WISCASSET, Maine — A woman was illegally fired for being American, the Maine Human Rights Commission found Monday.
Phyllis Soule of Wiscasset worked for Wiscasset Quick Stop in her hometown for four years as a cook when a new owner bought the store in 2009.
After working with Soule for a few months, the owner — who remains unnamed in the commission investigator’s report — fired her and her daughter. The owner told the two women they were let go because of bad economic conditions. But soon after, he hired two workers from Bangladesh to fill their positions. The owner is from India.
According to the owner, Soule and her daughter were fired because they couldn’t get along with other employees. Investigator Robert Beauchesne didn’t think this was true because there were no records that either woman ever needed discipline. Also, once the human rights case was filed, the owner of the store invited the two women back to work.
Beauchesne said it made little sense for the owner to fire Soule because of the economy and then replace her with a worker who had little retail or cooking experience. This led him to believe the hiring of the Bangladesh worker might have had to do with national origin and that the firing of Soule might have also been related to her race.

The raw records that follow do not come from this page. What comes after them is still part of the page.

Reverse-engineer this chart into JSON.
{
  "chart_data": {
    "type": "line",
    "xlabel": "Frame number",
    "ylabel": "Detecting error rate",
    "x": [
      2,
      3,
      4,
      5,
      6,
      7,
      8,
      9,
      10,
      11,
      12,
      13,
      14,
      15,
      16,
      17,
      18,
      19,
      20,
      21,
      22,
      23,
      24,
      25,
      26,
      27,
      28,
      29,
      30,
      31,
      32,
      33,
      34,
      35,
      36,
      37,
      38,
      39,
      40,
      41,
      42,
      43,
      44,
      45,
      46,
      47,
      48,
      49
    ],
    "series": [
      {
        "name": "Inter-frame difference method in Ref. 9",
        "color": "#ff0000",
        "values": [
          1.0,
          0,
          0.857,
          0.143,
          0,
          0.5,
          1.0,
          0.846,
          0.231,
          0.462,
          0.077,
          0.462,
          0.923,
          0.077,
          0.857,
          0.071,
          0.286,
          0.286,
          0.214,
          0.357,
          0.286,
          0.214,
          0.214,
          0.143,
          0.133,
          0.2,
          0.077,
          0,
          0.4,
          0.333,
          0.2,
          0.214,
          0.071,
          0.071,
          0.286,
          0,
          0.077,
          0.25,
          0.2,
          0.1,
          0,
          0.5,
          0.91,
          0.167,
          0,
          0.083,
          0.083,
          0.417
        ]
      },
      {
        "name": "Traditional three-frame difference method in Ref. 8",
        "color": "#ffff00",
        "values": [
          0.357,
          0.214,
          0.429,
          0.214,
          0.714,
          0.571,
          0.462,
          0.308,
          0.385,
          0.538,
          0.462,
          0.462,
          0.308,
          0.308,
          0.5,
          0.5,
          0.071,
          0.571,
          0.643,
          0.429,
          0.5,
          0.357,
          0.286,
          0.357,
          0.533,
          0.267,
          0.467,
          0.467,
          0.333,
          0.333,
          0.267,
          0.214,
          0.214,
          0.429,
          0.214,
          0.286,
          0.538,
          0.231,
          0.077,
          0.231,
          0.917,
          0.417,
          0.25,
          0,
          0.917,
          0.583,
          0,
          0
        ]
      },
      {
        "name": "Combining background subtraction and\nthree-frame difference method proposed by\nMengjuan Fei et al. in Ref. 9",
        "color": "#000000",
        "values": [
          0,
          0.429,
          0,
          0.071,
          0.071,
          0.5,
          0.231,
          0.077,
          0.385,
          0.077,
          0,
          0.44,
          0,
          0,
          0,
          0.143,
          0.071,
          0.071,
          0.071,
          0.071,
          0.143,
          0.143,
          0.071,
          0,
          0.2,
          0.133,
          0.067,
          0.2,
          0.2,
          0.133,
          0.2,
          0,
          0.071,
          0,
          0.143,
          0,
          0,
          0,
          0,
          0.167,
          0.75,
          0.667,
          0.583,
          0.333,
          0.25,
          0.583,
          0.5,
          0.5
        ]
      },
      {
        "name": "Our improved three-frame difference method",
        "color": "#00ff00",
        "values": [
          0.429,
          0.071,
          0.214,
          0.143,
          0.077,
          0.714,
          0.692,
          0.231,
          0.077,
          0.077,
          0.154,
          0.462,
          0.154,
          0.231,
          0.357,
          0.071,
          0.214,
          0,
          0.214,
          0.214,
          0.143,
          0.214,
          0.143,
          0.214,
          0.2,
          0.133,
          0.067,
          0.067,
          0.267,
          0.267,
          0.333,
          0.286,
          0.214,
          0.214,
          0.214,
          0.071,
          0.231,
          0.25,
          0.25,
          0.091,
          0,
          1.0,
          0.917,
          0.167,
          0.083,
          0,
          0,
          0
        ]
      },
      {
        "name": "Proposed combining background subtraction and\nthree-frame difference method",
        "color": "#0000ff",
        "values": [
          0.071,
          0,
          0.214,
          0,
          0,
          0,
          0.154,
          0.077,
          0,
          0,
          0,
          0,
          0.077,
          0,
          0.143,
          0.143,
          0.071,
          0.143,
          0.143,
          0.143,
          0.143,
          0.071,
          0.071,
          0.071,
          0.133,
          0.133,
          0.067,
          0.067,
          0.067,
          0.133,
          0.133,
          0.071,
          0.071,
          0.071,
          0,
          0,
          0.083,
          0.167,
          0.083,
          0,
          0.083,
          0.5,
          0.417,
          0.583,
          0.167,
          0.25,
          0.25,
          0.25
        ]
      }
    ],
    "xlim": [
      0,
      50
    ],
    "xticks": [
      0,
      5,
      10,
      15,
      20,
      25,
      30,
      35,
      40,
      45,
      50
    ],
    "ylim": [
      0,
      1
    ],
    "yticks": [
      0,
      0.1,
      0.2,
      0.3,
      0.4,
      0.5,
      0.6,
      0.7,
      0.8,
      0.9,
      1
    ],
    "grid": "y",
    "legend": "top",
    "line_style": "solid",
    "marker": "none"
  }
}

“In the absence of any credible evidence to the contrary, it appears that, at least as likely as not that [Soule and her daughter] were replaced by [the two Bangladesh workers], who at the very least shared a common language and possibly the same country of origin as [the store owner],” Beauchesne concluded.
The Human Rights Commission agreed, in a 4-0 vote Monday.
Neither Soule nor the store owner attended the meeting.
In cases where grounds for discrimination are found, both parties are encouraged to reconcile and reach a settlement. If conciliation fails, the complainant may file a civil lawsuit in Maine Superior Court, where a binding settlement can include monetary damages.